Elsevier

NeuroImage

Volume 59, Issue 4, 15 February 2012, Pages 4132-4140
NeuroImage

Induced oscillatory responses during the Sternberg's visual memory task in patients with Alzheimer's disease and mild cognitive impairment

https://doi.org/10.1016/j.neuroimage.2011.10.061Get rights and content

Abstract

In this study we used magnetoencephalography during a modified version of the Sternberg's memory recognition task performed by patients with early Alzheimer's disease (AD), mild cognitive impairment (MCI), and by age-matched healthy controls to identify differences in induced oscillatory responses. For analyses, we focused on the retention period of the working memory task. Multiple-source beamformer and Brain Voyager were used for localization of source-power changes across the cortex and for statistic group analyses, respectively. We found significant differences in oscillatory response during the task, specifically in beta and gamma frequency bands: patients with AD showed reduced beta event-related desynchronization (ERD) in the right central area compared to controls, and reduced gamma ERD in the left prefrontal and medial parietal cortex compared to patients with MCI. Our findings suggest that reduced oscillatory responses over certain brain regions in high frequency bands (i.e., beta, gamma), and especially in the beta band that was significantly different between AD patients and healthy subjects, may represent brain electromagnetic changes underlying visual-object working memory dysfunction in early AD, and a neurophysiological indicator of cognitive decline.

Highlights

► We explored MEG performance during working memory in AD, MCI and controls. ► We focused on induced-oscillatory response during working-memory retention. ► Reduced beta ERD in right central and prefrontal cortex in AD vs. Controls. ► Reduced gamma ERD in left precuneus and prefrontal cortex in AD vs. MCI. ► Beta and gamma power changes as neurophysiological markers of cognitive decline.

Introduction

Alzheimer's disease (AD) is the most common type of dementia and one of the main health problems in the elderly worldwide. Its overall prevalence is more than 1% of the general population and reaches 20% for those aged 80 or over (Ramaroson et al., 2003). AD is characterized by neuronal degeneration in several brain regions with widespread neuronal cell loss and the presence of neurofibrillary tangles and senile plaques. In the early stages of the disease, the most commonly recognized symptom is memory loss, in particular difficulty in remembering recently learned facts, as well as problems with thinking and concentration. In addition, the concept of a prodromal stage of AD, termed mild cognitive impairment (MCI), has been proposed (Petersen, 2004). Recent studies have demonstrated that pharmacological treatment for early AD and MCI can slow the progression of the disease (Feldman and Jacova, 2005). Therefore, an early diagnosis and treatment appear to be a very important factor for improving prognosis in patients with AD.

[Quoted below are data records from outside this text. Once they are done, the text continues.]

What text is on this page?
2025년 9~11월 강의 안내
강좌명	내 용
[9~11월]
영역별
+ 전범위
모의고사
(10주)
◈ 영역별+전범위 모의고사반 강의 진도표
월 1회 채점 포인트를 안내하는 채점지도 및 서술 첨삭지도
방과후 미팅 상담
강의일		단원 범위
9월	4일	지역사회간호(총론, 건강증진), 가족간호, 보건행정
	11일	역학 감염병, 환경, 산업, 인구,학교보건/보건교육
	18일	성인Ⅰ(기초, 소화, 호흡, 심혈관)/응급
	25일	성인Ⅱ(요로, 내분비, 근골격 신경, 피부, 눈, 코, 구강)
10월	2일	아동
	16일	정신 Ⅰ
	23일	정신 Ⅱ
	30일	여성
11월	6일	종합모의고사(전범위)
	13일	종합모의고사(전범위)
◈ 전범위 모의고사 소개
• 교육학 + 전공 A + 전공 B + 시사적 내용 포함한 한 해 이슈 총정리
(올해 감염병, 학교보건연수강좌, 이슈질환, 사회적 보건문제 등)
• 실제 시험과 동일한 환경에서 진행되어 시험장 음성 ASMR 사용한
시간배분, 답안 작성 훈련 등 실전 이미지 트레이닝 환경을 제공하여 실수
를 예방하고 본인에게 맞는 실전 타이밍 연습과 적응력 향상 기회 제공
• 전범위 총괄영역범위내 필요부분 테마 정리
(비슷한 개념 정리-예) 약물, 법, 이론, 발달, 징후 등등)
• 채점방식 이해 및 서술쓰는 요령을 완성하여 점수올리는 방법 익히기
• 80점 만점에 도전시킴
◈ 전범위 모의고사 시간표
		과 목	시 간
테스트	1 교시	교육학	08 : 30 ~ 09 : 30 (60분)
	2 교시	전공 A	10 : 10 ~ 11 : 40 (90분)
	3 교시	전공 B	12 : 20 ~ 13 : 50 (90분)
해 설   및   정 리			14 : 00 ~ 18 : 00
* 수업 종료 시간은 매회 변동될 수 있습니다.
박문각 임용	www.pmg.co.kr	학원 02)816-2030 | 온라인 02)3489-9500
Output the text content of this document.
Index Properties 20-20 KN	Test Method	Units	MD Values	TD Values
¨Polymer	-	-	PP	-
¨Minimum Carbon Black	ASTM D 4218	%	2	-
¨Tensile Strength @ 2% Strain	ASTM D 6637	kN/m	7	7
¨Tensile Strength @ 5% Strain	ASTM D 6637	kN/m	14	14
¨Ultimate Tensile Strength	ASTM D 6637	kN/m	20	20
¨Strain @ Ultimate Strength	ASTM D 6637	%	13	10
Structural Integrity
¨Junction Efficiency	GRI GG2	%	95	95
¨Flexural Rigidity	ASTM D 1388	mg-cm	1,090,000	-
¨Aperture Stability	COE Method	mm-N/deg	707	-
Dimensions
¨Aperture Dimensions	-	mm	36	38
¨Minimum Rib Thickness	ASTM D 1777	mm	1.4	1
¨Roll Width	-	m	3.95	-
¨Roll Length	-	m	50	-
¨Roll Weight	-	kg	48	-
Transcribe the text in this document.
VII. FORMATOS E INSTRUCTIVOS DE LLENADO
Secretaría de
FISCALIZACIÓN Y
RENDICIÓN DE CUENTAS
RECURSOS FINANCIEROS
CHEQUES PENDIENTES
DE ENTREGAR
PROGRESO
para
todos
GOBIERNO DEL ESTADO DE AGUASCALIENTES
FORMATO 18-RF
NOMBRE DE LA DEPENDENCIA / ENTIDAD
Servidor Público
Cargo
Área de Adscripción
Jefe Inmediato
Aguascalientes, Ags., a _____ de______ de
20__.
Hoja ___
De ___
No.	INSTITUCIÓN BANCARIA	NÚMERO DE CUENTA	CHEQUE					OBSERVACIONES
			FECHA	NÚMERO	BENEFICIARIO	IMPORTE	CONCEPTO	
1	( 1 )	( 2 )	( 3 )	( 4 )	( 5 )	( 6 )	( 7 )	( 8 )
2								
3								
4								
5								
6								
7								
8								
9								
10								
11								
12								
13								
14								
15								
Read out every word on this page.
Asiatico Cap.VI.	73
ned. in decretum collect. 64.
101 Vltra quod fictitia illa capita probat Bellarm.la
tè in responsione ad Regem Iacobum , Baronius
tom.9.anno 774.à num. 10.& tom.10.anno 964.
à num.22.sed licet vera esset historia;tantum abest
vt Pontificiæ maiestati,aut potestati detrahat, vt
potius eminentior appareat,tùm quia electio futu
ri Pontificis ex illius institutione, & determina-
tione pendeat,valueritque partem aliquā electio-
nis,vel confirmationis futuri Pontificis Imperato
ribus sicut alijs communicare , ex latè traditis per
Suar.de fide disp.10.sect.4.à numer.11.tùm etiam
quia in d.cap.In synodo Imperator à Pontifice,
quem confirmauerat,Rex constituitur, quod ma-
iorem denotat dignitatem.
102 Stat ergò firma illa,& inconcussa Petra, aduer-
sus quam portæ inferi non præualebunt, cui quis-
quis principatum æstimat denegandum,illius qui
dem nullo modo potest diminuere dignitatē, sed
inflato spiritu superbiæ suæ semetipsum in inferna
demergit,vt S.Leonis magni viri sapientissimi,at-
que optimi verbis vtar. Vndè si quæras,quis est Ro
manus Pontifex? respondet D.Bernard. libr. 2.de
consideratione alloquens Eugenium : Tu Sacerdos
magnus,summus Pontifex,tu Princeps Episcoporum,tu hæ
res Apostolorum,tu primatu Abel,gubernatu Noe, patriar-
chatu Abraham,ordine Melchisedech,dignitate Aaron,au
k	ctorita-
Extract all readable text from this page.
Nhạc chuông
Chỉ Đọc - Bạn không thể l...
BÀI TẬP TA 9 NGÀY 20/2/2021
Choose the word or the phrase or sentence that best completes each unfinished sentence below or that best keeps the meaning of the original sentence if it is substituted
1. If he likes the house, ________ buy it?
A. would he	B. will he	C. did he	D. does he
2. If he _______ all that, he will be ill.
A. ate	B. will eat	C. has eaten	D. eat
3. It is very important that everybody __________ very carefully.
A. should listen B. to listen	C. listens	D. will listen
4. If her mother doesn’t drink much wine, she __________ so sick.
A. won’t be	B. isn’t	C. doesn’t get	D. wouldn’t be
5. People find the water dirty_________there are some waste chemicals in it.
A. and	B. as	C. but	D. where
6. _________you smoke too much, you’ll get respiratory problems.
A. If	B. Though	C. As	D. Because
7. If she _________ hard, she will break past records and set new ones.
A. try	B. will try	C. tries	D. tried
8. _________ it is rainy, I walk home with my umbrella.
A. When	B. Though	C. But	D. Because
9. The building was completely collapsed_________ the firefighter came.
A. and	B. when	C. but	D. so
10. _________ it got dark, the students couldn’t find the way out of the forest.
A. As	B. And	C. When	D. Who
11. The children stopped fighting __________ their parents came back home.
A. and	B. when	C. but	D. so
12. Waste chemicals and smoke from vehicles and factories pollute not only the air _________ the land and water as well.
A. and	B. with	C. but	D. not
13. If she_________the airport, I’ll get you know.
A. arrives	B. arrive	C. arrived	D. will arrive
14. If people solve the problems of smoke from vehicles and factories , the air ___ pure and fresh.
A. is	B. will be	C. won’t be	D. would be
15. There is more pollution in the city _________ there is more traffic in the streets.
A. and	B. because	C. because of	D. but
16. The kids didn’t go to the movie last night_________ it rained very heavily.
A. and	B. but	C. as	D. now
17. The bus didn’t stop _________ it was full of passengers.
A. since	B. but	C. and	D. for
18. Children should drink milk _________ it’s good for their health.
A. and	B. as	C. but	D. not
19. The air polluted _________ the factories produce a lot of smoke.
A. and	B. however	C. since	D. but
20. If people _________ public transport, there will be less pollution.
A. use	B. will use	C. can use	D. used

Magnetoencephalography (MEG) is a technique specifically designed to measure neural activity noninvasively featuring high time and spatial resolution. Unlike other neurophysiological techniques (e.g., electroencephalography — EEG), MEG can directly detect the electromagnetic activity of the brain without interferences of skin, skull and cerebral fluid, which act as a low pass filter (Hämäläinen, 1992). Thus, MEG is more suitable to explore brain oscillations, especially fast activity in beta and gamma bands, compared to EEG. However, MEG has not extensively been used for diagnosis of AD. Most MEG studies on AD and MCI have employed single dipole as their core method of analysis (Fernández et al., 2002, Fernández et al., 2006, Maestú et al., 2001, Maestú et al., 2006). This method has proven useful for studying focal brain activity, particularly epileptic discharges. However, findings from several neuroimaging and neurophysiological studies suggest that a wide area of the brain is activated in higher information processing such as memorization (Cohen et al., 1997, Jokisch and Jensen, 2007), and that induced oscillatory activity may be the key to understanding functional communication in the brain, especially with regard to memory and integrated functions (Başar et al., 2001, Ishii et al., 2009, Pfurtscheller and Lopes da Silva, 1999). Thus, applying MEG-dipole modeling, which identifies center of gravity rather than the volume of activation might not be sufficient to visualize abnormal activity in an extended network of sources underlying cognitive dysfunction in AD.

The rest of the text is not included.